An electron and a proton are each placed at
rest in an electric field of 363 N/C.
What is the velocity of the electron 76.1 ns
after being released? Consider the direction
parallel to the field to be positive. The elementary charge is 1.60218 × 10
−19
C and the
mass of an electron is 9.10939 × 10
−31
kg .
The acceleration of the electron is
a = e*E/m = 6.38*10^13 m/s^2
After time t, the speed is (1/2) a t^2.
In your case, t = 76.1*10^-9 s
To find the velocity of the electron after being released in the electric field, we can use the formula for the force experienced by a charged particle in an electric field:
F = q * E
Where F is the force, q is the charge of the particle, and E is the electric field strength.
In this case, the charge of an electron is -1.60218 × 10^-19 C and the electric field strength is 363 N/C. Therefore, we can calculate the force on the electron:
F = (-1.60218 × 10^-19 C) * (363 N/C)
F = -5.81905 × 10^-17 N
Next, we can use Newton's second law, which states that force is equal to mass multiplied by acceleration, to find the acceleration of the electron:
F = m * a
Rearranging the formula to solve for acceleration:
a = F / m
Where m is the mass of the electron, which is 9.10939 × 10^-31 kg.

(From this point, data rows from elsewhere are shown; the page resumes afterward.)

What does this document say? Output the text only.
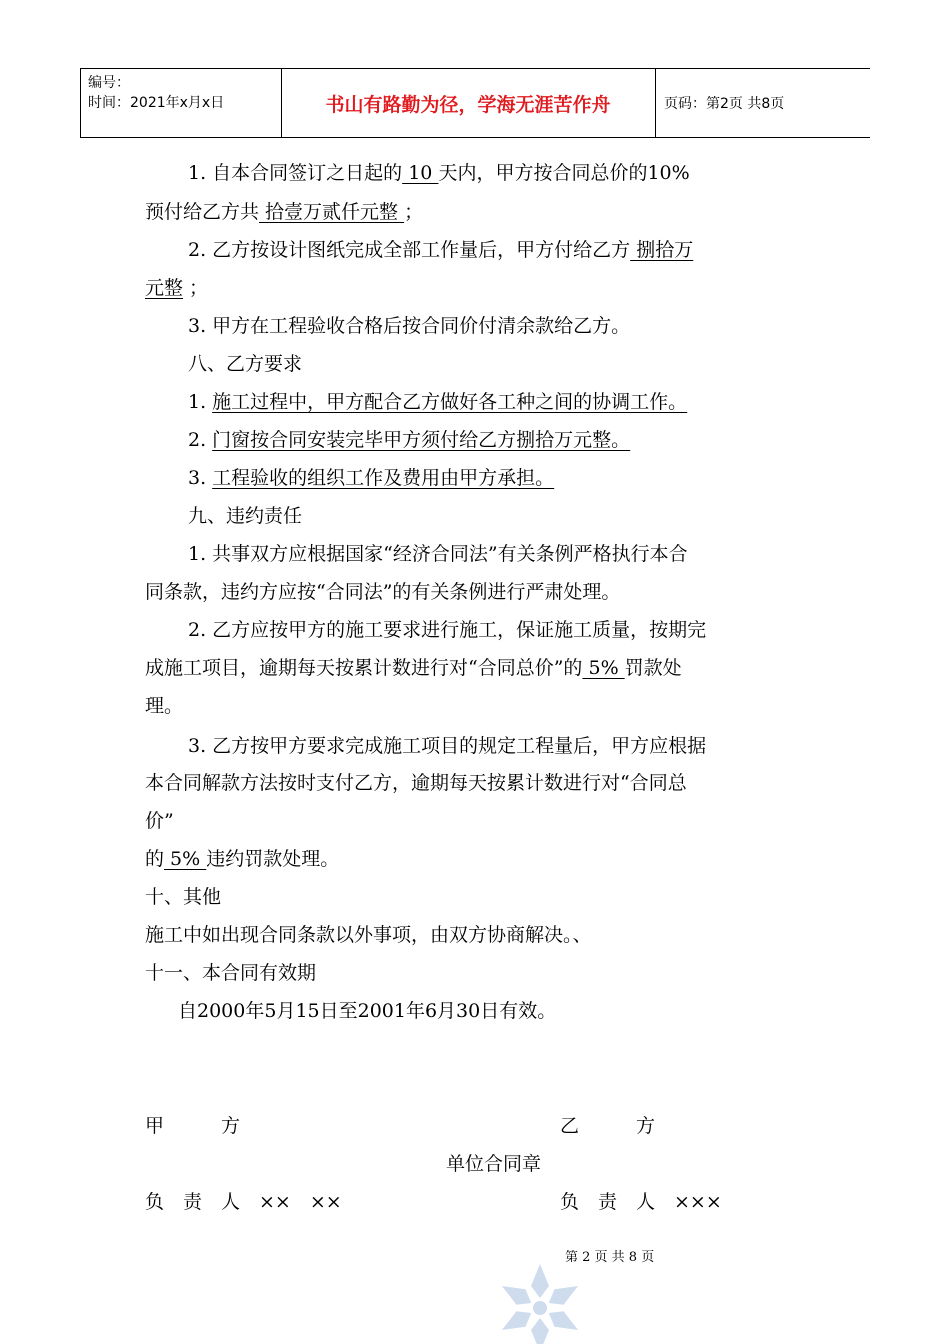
编号：
时间：2021年x月x日	书山有路勤为径，学海无涯苦作舟	页码：第2页 共8页
1. 自本合同签订之日起的 10 天内，甲方按合同总价的10%
预付给乙方共 拾壹万贰仟元整 ；
2. 乙方按设计图纸完成全部工作量后，甲方付给乙方 捌拾万
元整 ；
3. 甲方在工程验收合格后按合同价付清余款给乙方。
八、乙方要求
1. 施工过程中，甲方配合乙方做好各工种之间的协调工作。
2. 门窗按合同安装完毕甲方须付给乙方捌拾万元整。
3. 工程验收的组织工作及费用由甲方承担。
九、违约责任
1. 共事双方应根据国家“经济合同法”有关条例严格执行本合
同条款，违约方应按“合同法”的有关条例进行严肃处理。
2. 乙方应按甲方的施工要求进行施工，保证施工质量，按期完
成施工项目，逾期每天按累计数进行对“合同总价”的 5% 罚款处
理。
3. 乙方按甲方要求完成施工项目的规定工程量后，甲方应根据
本合同解款方法按时支付乙方，逾期每天按累计数进行对“合同总
价”
的 5% 违约罚款处理。
十、其他
施工中如出现合同条款以外事项，由双方协商解决。、
十一、本合同有效期
自2000年5月15日至2001年6月30日有效。
甲　　　方	乙　　　方
单位合同章
负　责　人　××　××	负　责　人　×××
第 2 页 共 8 页
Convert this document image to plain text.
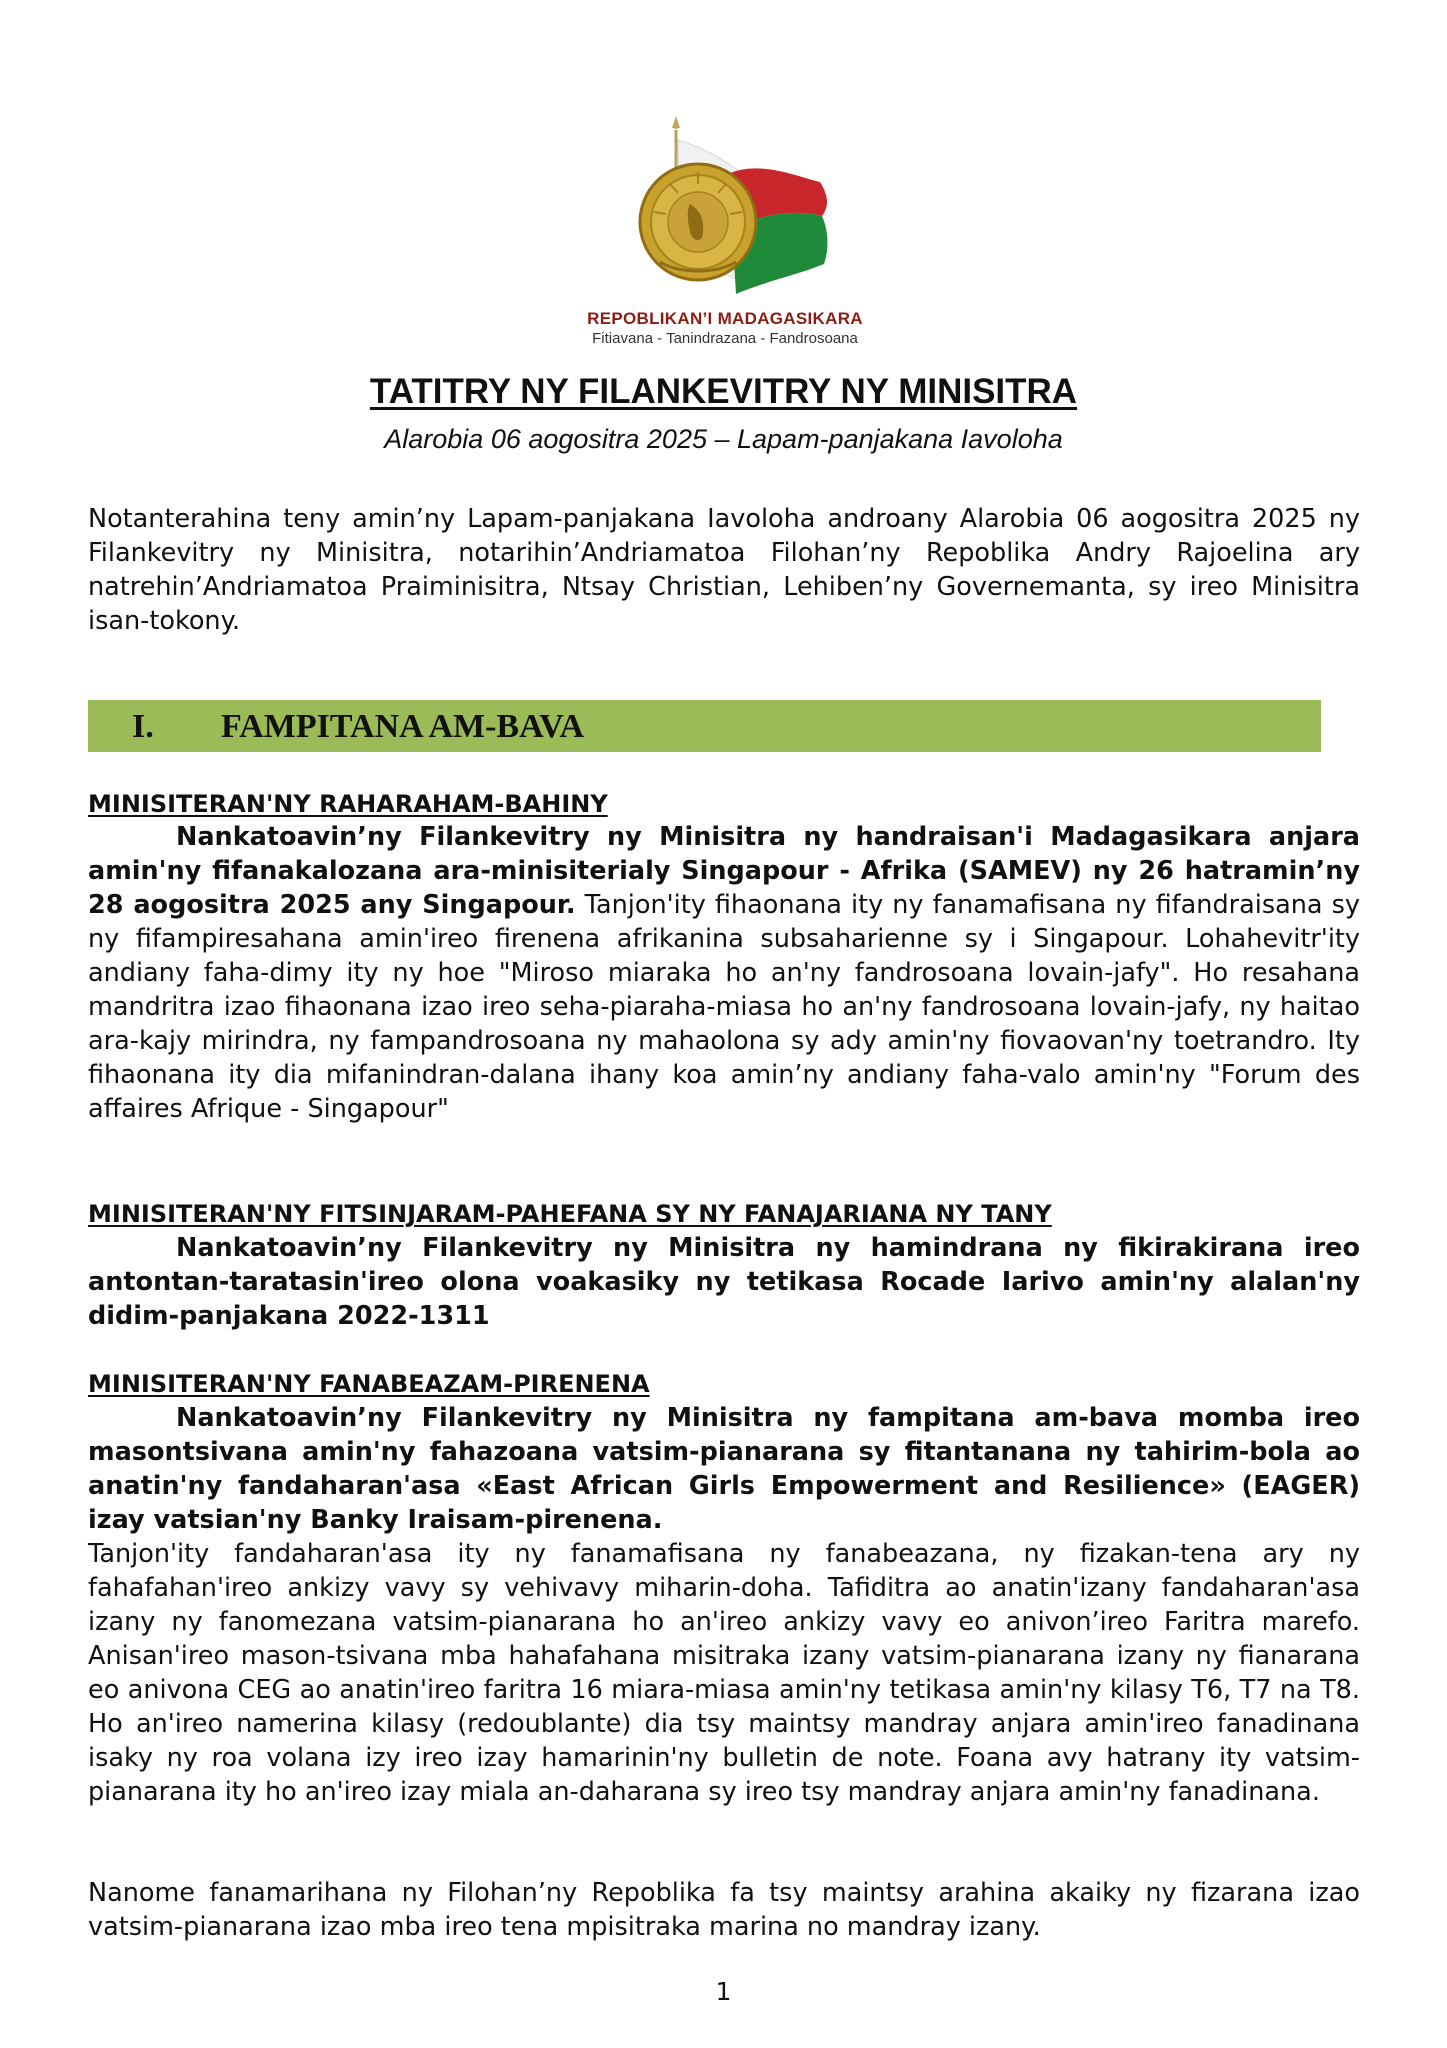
REPOBLIKAN’I MADAGASIKARA
Fitiavana - Tanindrazana - Fandrosoana
TATITRY NY FILANKEVITRY NY MINISITRA
Alarobia 06 aogositra 2025 – Lapam-panjakana Iavoloha
Notanterahina teny amin’ny Lapam-panjakana Iavoloha androany Alarobia 06 aogositra 2025 ny Filankevitry ny Minisitra, notarihin’Andriamatoa Filohan’ny Repoblika Andry Rajoelina ary natrehin’Andriamatoa Praiminisitra, Ntsay Christian, Lehiben’ny Governemanta, sy ireo Minisitra isan-tokony.
I. FAMPITANA AM-BAVA
MINISITERAN'NY RAHARAHAM-BAHINY
Nankatoavin’ny Filankevitry ny Minisitra ny handraisan'i Madagasikara anjara amin'ny fifanakalozana ara-minisiterialy Singapour - Afrika (SAMEV) ny 26 hatramin’ny 28 aogositra 2025 any Singapour. Tanjon'ity fihaonana ity ny fanamafisana ny fifandraisana sy ny fifampiresahana amin'ireo firenena afrikanina subsaharienne sy i Singapour. Lohahevitr'ity andiany faha-dimy ity ny hoe "Miroso miaraka ho an'ny fandrosoana lovain-jafy". Ho resahana mandritra izao fihaonana izao ireo seha-piaraha-miasa ho an'ny fandrosoana lovain-jafy, ny haitao ara-kajy mirindra, ny fampandrosoana ny mahaolona sy ady amin'ny fiovaovan'ny toetrandro. Ity fihaonana ity dia mifanindran-dalana ihany koa amin’ny andiany faha-valo amin'ny "Forum des affaires Afrique - Singapour"
MINISITERAN'NY FITSINJARAM-PAHEFANA SY NY FANAJARIANA NY TANY
Nankatoavin’ny Filankevitry ny Minisitra ny hamindrana ny fikirakirana ireo antontan-taratasin'ireo olona voakasiky ny tetikasa Rocade Iarivo amin'ny alalan'ny didim-panjakana 2022-1311
MINISITERAN'NY FANABEAZAM-PIRENENA
Nankatoavin’ny Filankevitry ny Minisitra ny fampitana am-bava momba ireo masontsivana amin'ny fahazoana vatsim-pianarana sy fitantanana ny tahirim-bola ao anatin'ny fandaharan'asa «East African Girls Empowerment and Resilience» (EAGER) izay vatsian'ny Banky Iraisam-pirenena.
Tanjon'ity fandaharan'asa ity ny fanamafisana ny fanabeazana, ny fizakan-tena ary ny fahafahan'ireo ankizy vavy sy vehivavy miharin-doha. Tafiditra ao anatin'izany fandaharan'asa izany ny fanomezana vatsim-pianarana ho an'ireo ankizy vavy eo anivon’ireo Faritra marefo. Anisan'ireo mason-tsivana mba hahafahana misitraka izany vatsim-pianarana izany ny fianarana eo anivona CEG ao anatin'ireo faritra 16 miara-miasa amin'ny tetikasa amin'ny kilasy T6, T7 na T8. Ho an'ireo namerina kilasy (redoublante) dia tsy maintsy mandray anjara amin'ireo fanadinana isaky ny roa volana izy ireo izay hamarinin'ny bulletin de note. Foana avy hatrany ity vatsim-pianarana ity ho an'ireo izay miala an-daharana sy ireo tsy mandray anjara amin'ny fanadinana.
Nanome fanamarihana ny Filohan’ny Repoblika fa tsy maintsy arahina akaiky ny fizarana izao vatsim-pianarana izao mba ireo tena mpisitraka marina no mandray izany.
1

a = (-5.81905 × 10^-17 N) / (9.10939 × 10^-31 kg)
a = -6.38 × 10^13 m/s^2
The minus sign indicates that the acceleration is in the opposite direction of the electric field, which is expected for an electron.
Now, to find the velocity of the electron after 76.1 ns (nanoseconds), we can use the equation for uniformly accelerated motion:
v = u + a * t
Where v is the final velocity, u is the initial velocity (which is 0 in this case), a is the acceleration, and t is the time.
Plugging in the values:
v = 0 + (-6.38 × 10^13 m/s^2) * (76.1 × 10^-9 s)
v ≈ -4.854 × 10^12 m/s
The negative sign indicates that the electron is moving opposite to the direction of the electric field.